Moreover, Cyware’s security orchestration and automation (SOAR) and connected threat intelligence platform (TIP) solutions enable organisations to operationalise the collected threat intel through the combination of human and machine capabilities in an integrated security operations unit under a single roof. Together, Cyware’s solutions equip organisations with the necessary technological capabilities to adopt a collective defense approach in their cybersecurity strategy.

How Cyware is leading the security landscape in cyber fusion solutions by enabling end-to-end threat intelligence automation for organizations globally?

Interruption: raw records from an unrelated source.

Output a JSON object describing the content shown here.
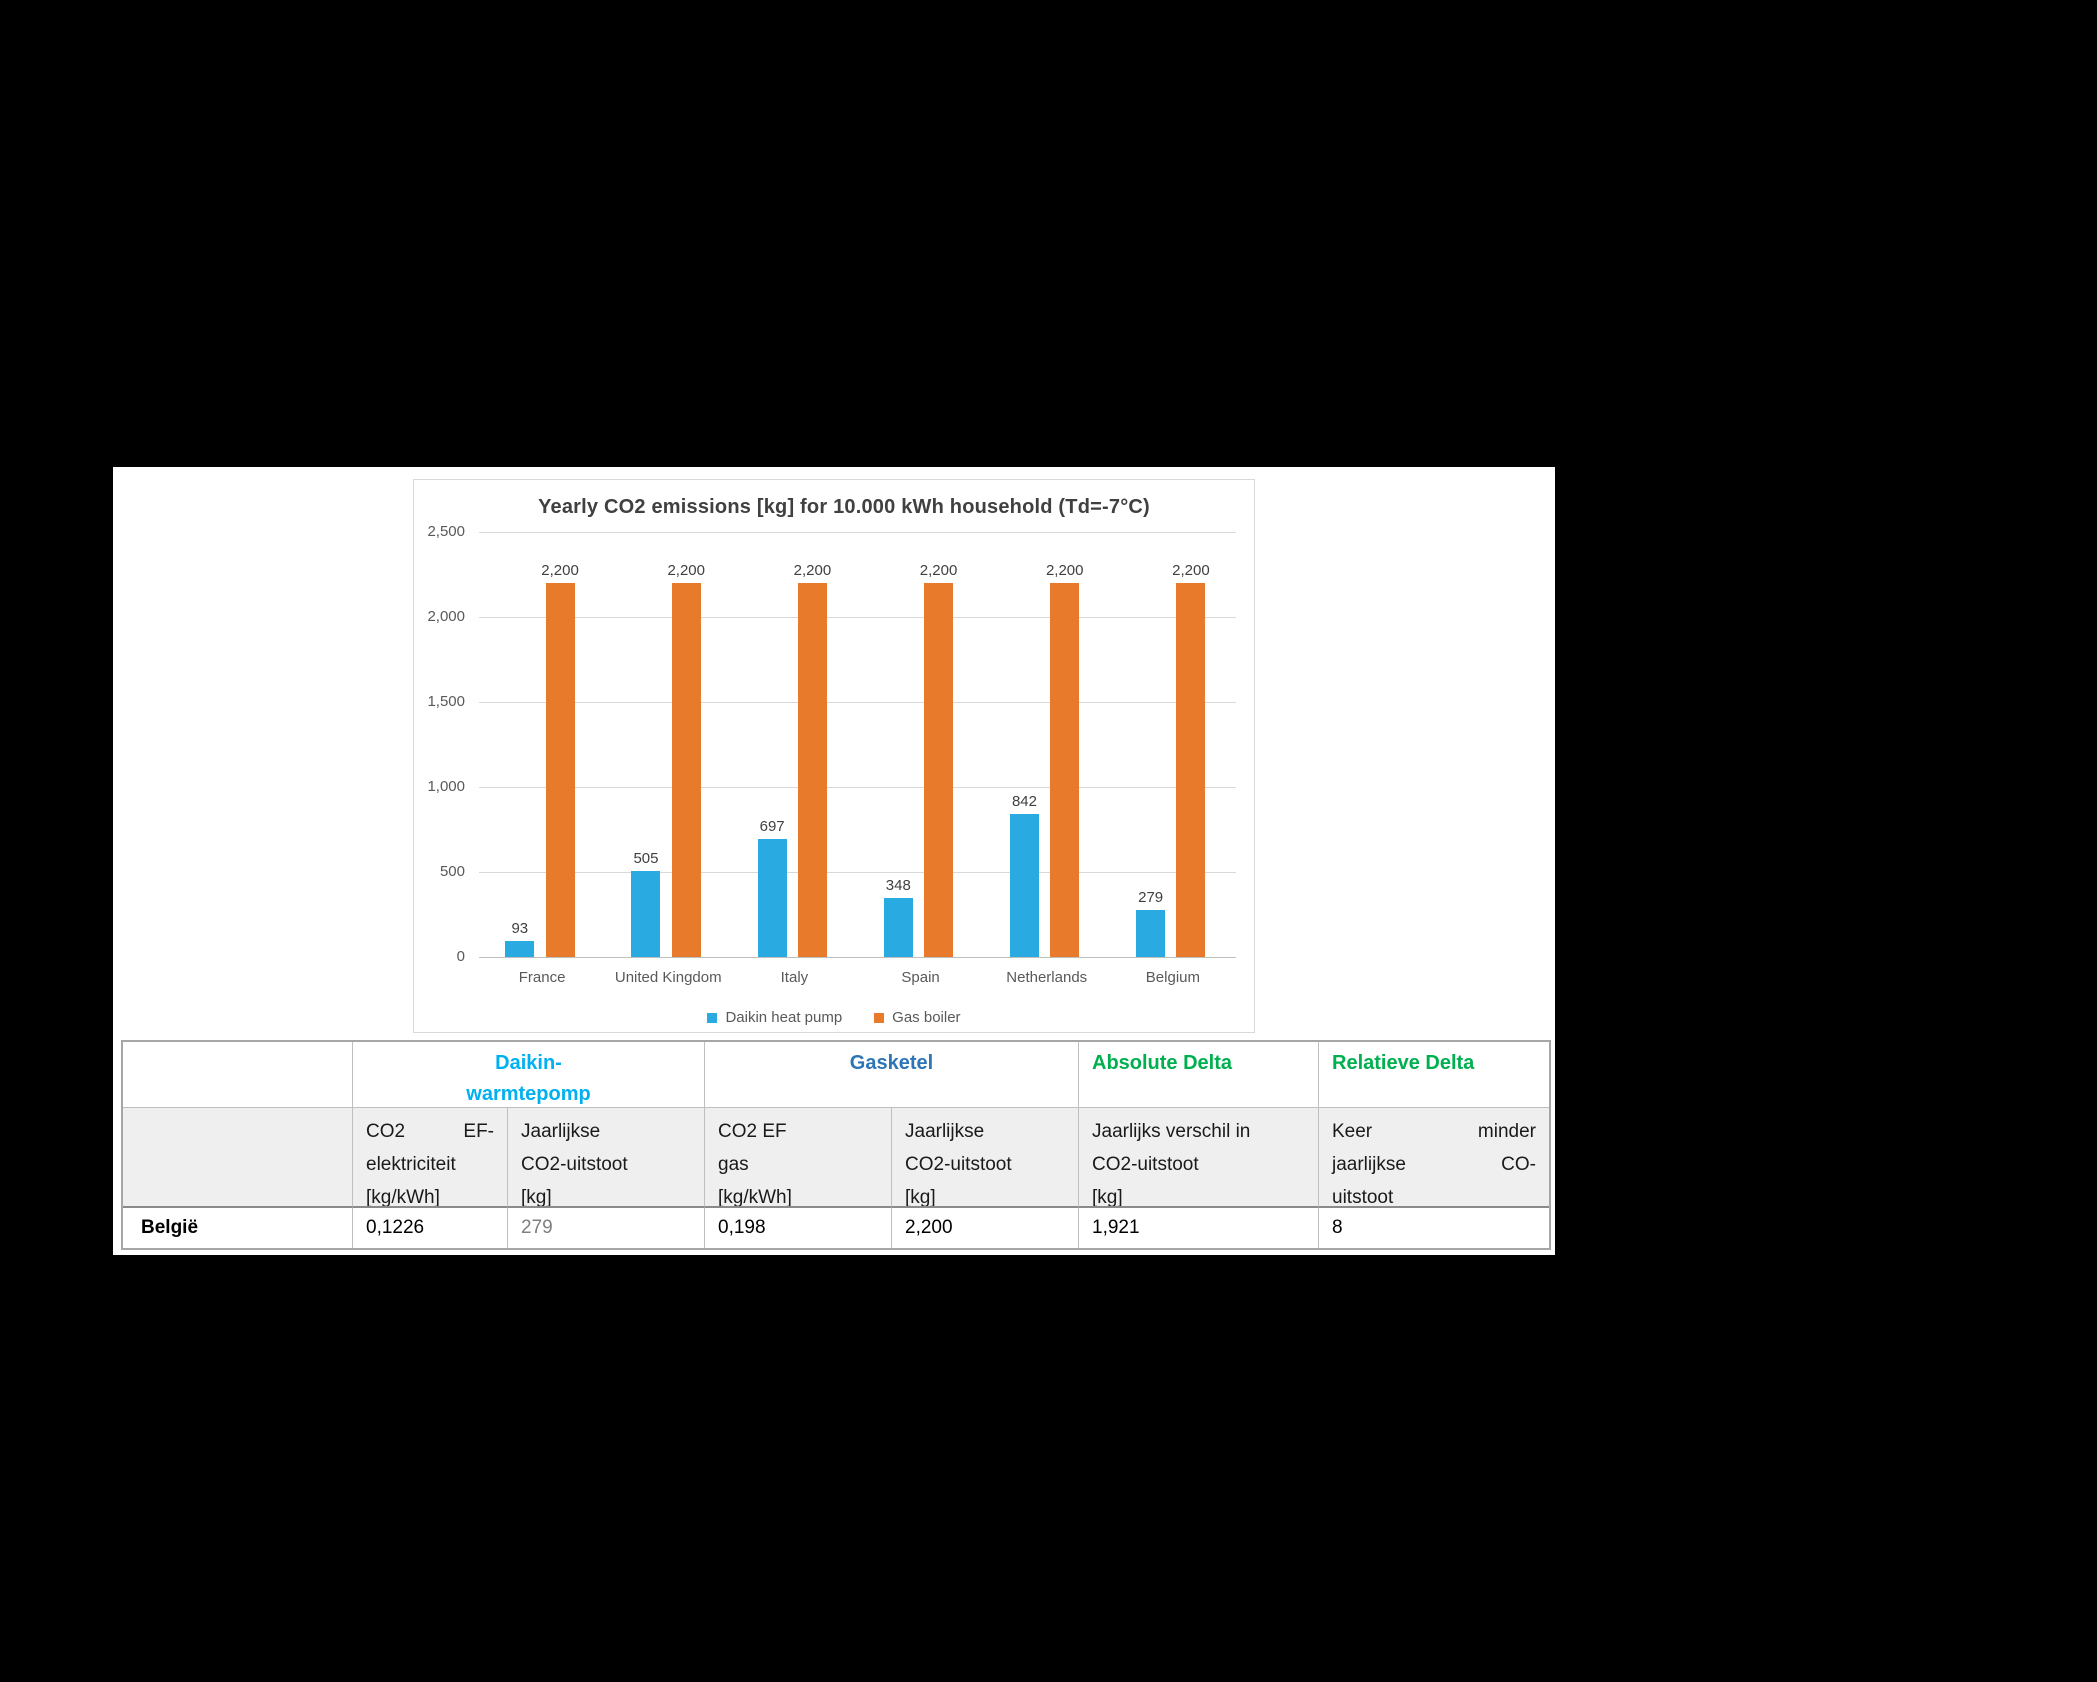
{
  "chart_data": {
    "type": "bar",
    "title": "Yearly CO2 emissions [kg] for 10.000 kWh household (Td=-7°C)",
    "categories": [
      "France",
      "United Kingdom",
      "Italy",
      "Spain",
      "Netherlands",
      "Belgium"
    ],
    "series": [
      {
        "name": "Daikin heat pump",
        "color": "#29ABE2",
        "values": [
          93,
          505,
          697,
          348,
          842,
          279
        ],
        "labels": [
          "93",
          "505",
          "697",
          "348",
          "842",
          "279"
        ]
      },
      {
        "name": "Gas boiler",
        "color": "#E87A2B",
        "values": [
          2200,
          2200,
          2200,
          2200,
          2200,
          2200
        ],
        "labels": [
          "2,200",
          "2,200",
          "2,200",
          "2,200",
          "2,200",
          "2,200"
        ]
      }
    ],
    "ylim": [
      0,
      2500
    ],
    "yticks": [
      {
        "value": 0,
        "label": "0"
      },
      {
        "value": 500,
        "label": "500"
      },
      {
        "value": 1000,
        "label": "1,000"
      },
      {
        "value": 1500,
        "label": "1,500"
      },
      {
        "value": 2000,
        "label": "2,000"
      },
      {
        "value": 2500,
        "label": "2,500"
      }
    ],
    "grid": true,
    "legend_position": "bottom",
    "colors": {
      "grid": "#D9D9D9",
      "axis": "#BFBFBF",
      "tick_text": "#595959",
      "value_label": "#404040",
      "title": "#404040"
    }
  },
  "table": {
    "group_headers": [
      {
        "lines": [],
        "span": 1,
        "align": "center",
        "color": "#000000"
      },
      {
        "lines": [
          "Daikin-",
          "warmtepomp"
        ],
        "span": 2,
        "align": "center",
        "color": "#00B0F0"
      },
      {
        "lines": [
          "Gasketel"
        ],
        "span": 2,
        "align": "center",
        "color": "#2E75B6"
      },
      {
        "lines": [
          "Absolute Delta"
        ],
        "span": 1,
        "align": "left",
        "color": "#00B050"
      },
      {
        "lines": [
          "Relatieve Delta"
        ],
        "span": 1,
        "align": "left",
        "color": "#00B050"
      }
    ],
    "sub_headers": [
      {
        "lines": []
      },
      {
        "lines": [
          [
            "CO2",
            "EF-"
          ],
          [
            "elektriciteit"
          ],
          [
            "[kg/kWh]"
          ]
        ]
      },
      {
        "lines": [
          [
            "Jaarlijkse"
          ],
          [
            "CO2-uitstoot"
          ],
          [
            "[kg]"
          ]
        ]
      },
      {
        "lines": [
          [
            "CO2 EF"
          ],
          [
            "gas"
          ],
          [
            "[kg/kWh]"
          ]
        ]
      },
      {
        "lines": [
          [
            "Jaarlijkse"
          ],
          [
            "CO2-uitstoot"
          ],
          [
            "[kg]"
          ]
        ]
      },
      {
        "lines": [
          [
            "Jaarlijks verschil in"
          ],
          [
            "CO2-uitstoot"
          ],
          [
            "[kg]"
          ]
        ]
      },
      {
        "lines": [
          [
            "Keer",
            "minder"
          ],
          [
            "jaarlijkse",
            "CO-"
          ],
          [
            "uitstoot"
          ]
        ]
      }
    ],
    "rows": [
      {
        "label": "België",
        "values": [
          {
            "text": "0,1226",
            "muted": false
          },
          {
            "text": "279",
            "muted": true
          },
          {
            "text": "0,198",
            "muted": false
          },
          {
            "text": "2,200",
            "muted": false
          },
          {
            "text": "1,921",
            "muted": false
          },
          {
            "text": "8",
            "muted": false
          }
        ]
      }
    ],
    "muted_color": "#7F7F7F"
  }
}
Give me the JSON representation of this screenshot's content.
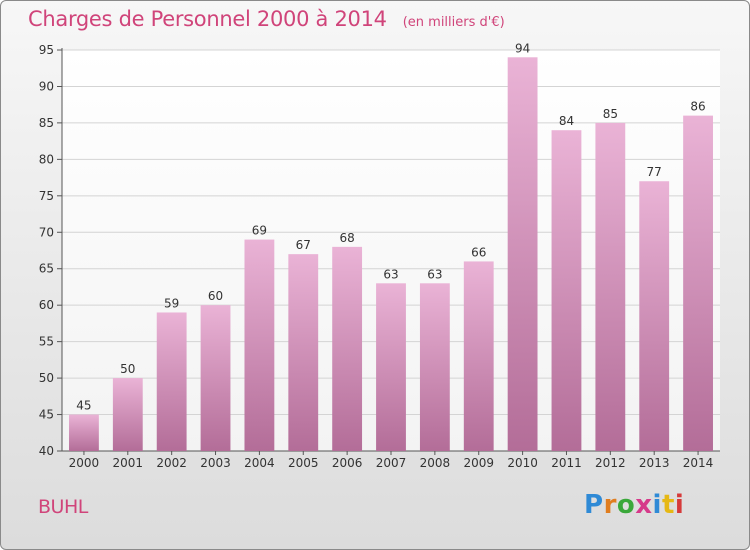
{
  "title": "Charges de Personnel 2000 à 2014",
  "subtitle": "(en milliers d'€)",
  "commune": "BUHL",
  "logo": {
    "text": "Proxiti",
    "letter_colors": [
      "#2f8ad6",
      "#e07d1f",
      "#3aa83a",
      "#d63a8a",
      "#2f8ad6",
      "#e6b814",
      "#d63a3a"
    ]
  },
  "colors": {
    "title": "#d0447a",
    "bar_top": "#eab3d6",
    "bar_bottom": "#b36d98",
    "grid": "#d4d4d4",
    "axis": "#555555",
    "text": "#333333"
  },
  "chart_data": {
    "type": "bar",
    "categories": [
      "2000",
      "2001",
      "2002",
      "2003",
      "2004",
      "2005",
      "2006",
      "2007",
      "2008",
      "2009",
      "2010",
      "2011",
      "2012",
      "2013",
      "2014"
    ],
    "values": [
      45,
      50,
      59,
      60,
      69,
      67,
      68,
      63,
      63,
      66,
      94,
      84,
      85,
      77,
      86
    ],
    "ylim": [
      40,
      95
    ],
    "yticks": [
      40,
      45,
      50,
      55,
      60,
      65,
      70,
      75,
      80,
      85,
      90,
      95
    ],
    "grid": true
  }
}
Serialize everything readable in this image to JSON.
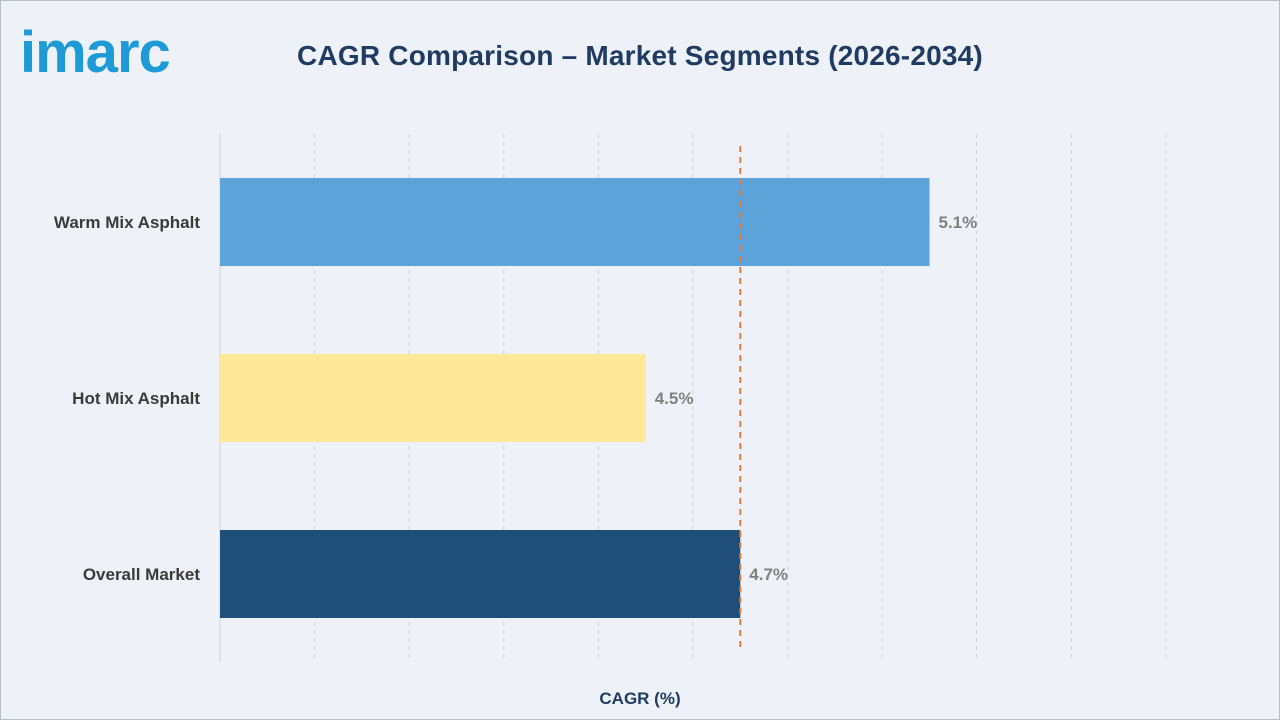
{
  "brand": {
    "logo_text": "imarc",
    "color": "#1e9ad6"
  },
  "chart_data": {
    "type": "bar",
    "orientation": "horizontal",
    "title": "CAGR Comparison – Market Segments (2026-2034)",
    "xlabel": "CAGR (%)",
    "ylabel": "",
    "categories": [
      "Warm Mix Asphalt",
      "Hot Mix Asphalt",
      "Overall Market"
    ],
    "values": [
      5.1,
      4.5,
      4.7
    ],
    "value_labels": [
      "5.1%",
      "4.5%",
      "4.7%"
    ],
    "colors": [
      "#5ba3d9",
      "#ffe89a",
      "#1f4e79"
    ],
    "reference_line": {
      "value": 4.7,
      "style": "dashed",
      "color": "#e07b39"
    },
    "xlim": [
      3.6,
      5.6
    ],
    "grid": true
  }
}
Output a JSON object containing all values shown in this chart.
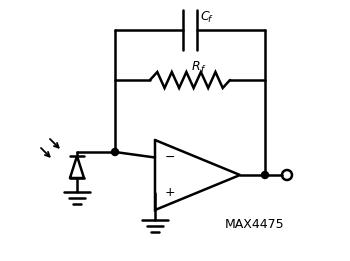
{
  "bg_color": "#ffffff",
  "line_color": "#000000",
  "line_width": 1.8,
  "label_Cf": "Cf",
  "label_Rf": "Rf",
  "label_chip": "MAX4475",
  "fig_width": 3.5,
  "fig_height": 2.61,
  "dpi": 100
}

Cyware’s cyber fusion solutions are designed to facilitate faster threat detection and response and greater threat visibility through the operationalization of threat intelligence into different security processes while enabling collaboration between siloed security teams. One of the key capabilities provided by Cyware’s cyber fusion solutions is helping security teams leverage threat intelligence to drive security actions across the cloud-based, on-premise, or hybrid infrastructure. From the ingestion of threat intel via different internal and external sources to analysis and operationalization, Cyware’s solutions provide security teams the ability to automate their end-to-end threat intel operations. Furthermore, Cyware also provides organisations with the advantage of automated, last-mile delivery of threat intel to different stakeholders within and outside an organisation for smarter and faster decision-making and actioning. Together, Cyware’s solutions provide seamless and automated threat intelligence integration in security operations.